R
Randy_Carson
Guest
This sounds right to me, though dvdjs and I have disagreed. I like to discuss it more to clarify, but that may not be essential for the point you’re driving toward.Thank you for responding.
Perhaps this may get too theoretical but I feel it needs explored. Would I be right to say you identify original sin not as Adam’s sin imputed to us, but rather the nature we have inherited from him? A Nature which is fallen, leads everyone to death and makes man naturally tend towards evil and sin to some degree? That’s what I understood from your catechism.
No!If this is the case then Mary could be essentially considered pre fallen, in the state of man before the fall no? For me there are problems with this, but I would want it explained to me what is actually believed by you before I go on to list them.
And this is really important: Adam and Eve did not need a savior in their pre-fall state. Mary needed a savior (and declares that she rejoiced in her savior) to prevent her from ever falling in the first place.

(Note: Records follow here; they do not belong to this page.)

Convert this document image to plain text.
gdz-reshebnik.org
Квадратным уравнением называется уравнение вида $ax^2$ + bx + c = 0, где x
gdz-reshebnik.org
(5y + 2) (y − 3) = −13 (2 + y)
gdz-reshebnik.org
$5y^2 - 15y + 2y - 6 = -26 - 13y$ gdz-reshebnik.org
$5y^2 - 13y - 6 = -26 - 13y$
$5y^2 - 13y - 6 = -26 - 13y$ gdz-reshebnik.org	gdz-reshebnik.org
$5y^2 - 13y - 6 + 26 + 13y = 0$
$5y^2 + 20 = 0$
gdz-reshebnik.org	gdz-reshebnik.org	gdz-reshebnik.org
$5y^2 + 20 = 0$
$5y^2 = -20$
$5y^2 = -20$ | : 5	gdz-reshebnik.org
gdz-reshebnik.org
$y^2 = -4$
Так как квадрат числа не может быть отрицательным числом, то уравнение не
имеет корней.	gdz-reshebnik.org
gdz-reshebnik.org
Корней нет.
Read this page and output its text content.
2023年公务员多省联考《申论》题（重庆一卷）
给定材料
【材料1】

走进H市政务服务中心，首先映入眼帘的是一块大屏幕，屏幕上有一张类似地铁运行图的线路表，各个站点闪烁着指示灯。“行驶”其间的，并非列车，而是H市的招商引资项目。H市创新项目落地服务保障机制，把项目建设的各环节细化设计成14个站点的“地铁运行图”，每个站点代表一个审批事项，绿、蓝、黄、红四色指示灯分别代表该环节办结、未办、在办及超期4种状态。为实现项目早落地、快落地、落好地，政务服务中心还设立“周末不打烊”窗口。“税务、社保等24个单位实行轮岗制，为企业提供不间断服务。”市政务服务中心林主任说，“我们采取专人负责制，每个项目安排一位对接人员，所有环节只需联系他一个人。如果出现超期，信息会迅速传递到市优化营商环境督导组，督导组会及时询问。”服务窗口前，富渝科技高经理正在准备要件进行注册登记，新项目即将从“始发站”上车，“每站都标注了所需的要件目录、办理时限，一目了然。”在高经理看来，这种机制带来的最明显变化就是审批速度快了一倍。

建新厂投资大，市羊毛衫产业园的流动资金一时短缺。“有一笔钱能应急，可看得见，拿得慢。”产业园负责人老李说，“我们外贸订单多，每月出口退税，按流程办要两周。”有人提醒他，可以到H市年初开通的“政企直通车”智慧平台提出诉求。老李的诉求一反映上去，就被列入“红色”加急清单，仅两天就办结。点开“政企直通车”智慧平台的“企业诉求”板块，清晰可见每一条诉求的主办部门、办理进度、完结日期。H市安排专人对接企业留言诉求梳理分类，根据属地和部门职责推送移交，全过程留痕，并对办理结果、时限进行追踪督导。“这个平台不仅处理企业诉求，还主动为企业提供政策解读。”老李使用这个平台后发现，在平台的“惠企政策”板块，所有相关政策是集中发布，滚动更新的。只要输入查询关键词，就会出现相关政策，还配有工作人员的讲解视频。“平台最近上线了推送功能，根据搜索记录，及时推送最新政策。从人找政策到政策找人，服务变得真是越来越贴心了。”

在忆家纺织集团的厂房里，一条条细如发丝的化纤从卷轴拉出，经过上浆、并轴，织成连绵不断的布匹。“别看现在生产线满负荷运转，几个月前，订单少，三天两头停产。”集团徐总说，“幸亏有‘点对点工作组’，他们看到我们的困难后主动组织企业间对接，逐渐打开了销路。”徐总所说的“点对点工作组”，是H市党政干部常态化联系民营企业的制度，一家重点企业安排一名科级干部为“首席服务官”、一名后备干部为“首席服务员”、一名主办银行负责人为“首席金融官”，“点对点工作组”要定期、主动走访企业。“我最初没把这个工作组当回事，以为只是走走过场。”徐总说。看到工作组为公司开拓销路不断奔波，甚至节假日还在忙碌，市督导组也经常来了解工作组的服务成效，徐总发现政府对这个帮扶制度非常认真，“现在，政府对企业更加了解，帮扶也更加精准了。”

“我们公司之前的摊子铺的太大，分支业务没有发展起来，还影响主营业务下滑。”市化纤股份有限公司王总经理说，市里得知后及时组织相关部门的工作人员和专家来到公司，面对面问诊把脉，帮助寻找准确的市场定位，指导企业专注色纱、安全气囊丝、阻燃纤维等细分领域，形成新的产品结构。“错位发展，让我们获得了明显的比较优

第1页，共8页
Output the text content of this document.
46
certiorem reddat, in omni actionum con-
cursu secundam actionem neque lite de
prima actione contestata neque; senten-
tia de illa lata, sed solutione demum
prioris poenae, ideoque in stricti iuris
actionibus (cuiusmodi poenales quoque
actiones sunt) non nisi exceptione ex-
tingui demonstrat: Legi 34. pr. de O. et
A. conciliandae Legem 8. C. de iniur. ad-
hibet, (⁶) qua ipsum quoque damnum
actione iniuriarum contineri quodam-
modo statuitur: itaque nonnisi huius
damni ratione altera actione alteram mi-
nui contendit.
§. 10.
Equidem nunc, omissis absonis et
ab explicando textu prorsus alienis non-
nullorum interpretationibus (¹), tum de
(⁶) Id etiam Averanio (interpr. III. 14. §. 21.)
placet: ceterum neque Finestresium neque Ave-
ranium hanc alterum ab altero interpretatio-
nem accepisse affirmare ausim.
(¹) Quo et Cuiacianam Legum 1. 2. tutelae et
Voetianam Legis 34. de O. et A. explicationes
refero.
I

Mary was “saved” from sin in a most sublime manner. She was given the grace to be “saved” completely from sin so that she never committed even the slightest transgression. Most people tend to emphasize God’s “salvation” almost exclusively to the forgiveness of sins actually committed. However, Sacred Scripture indicates that salvation can also refer to man being protected from sinning before the fact:
Now to him who is able to keep you from falling and to present you without blemish before the presence of his glory with rejoicing, to the only God, our Savior through Jesus Christ our Lord, be glory, majesty, dominion, and authority, before all time and now and for ever. (Jude 24-25)
Six hundred years ago, the great Franciscan theologian Duns Scotus explained that falling into sin could be likened to a man approaching unaware a deep ditch. If he falls into the ditch, he needs someone to lower a rope and save him. But if someone were to warn him of the danger ahead, preventing the man from falling into the ditch at all, he would be saved from falling in the first place. Likewise, Mary was saved from sin by receiving the grace to be preserved from it. But she was still saved.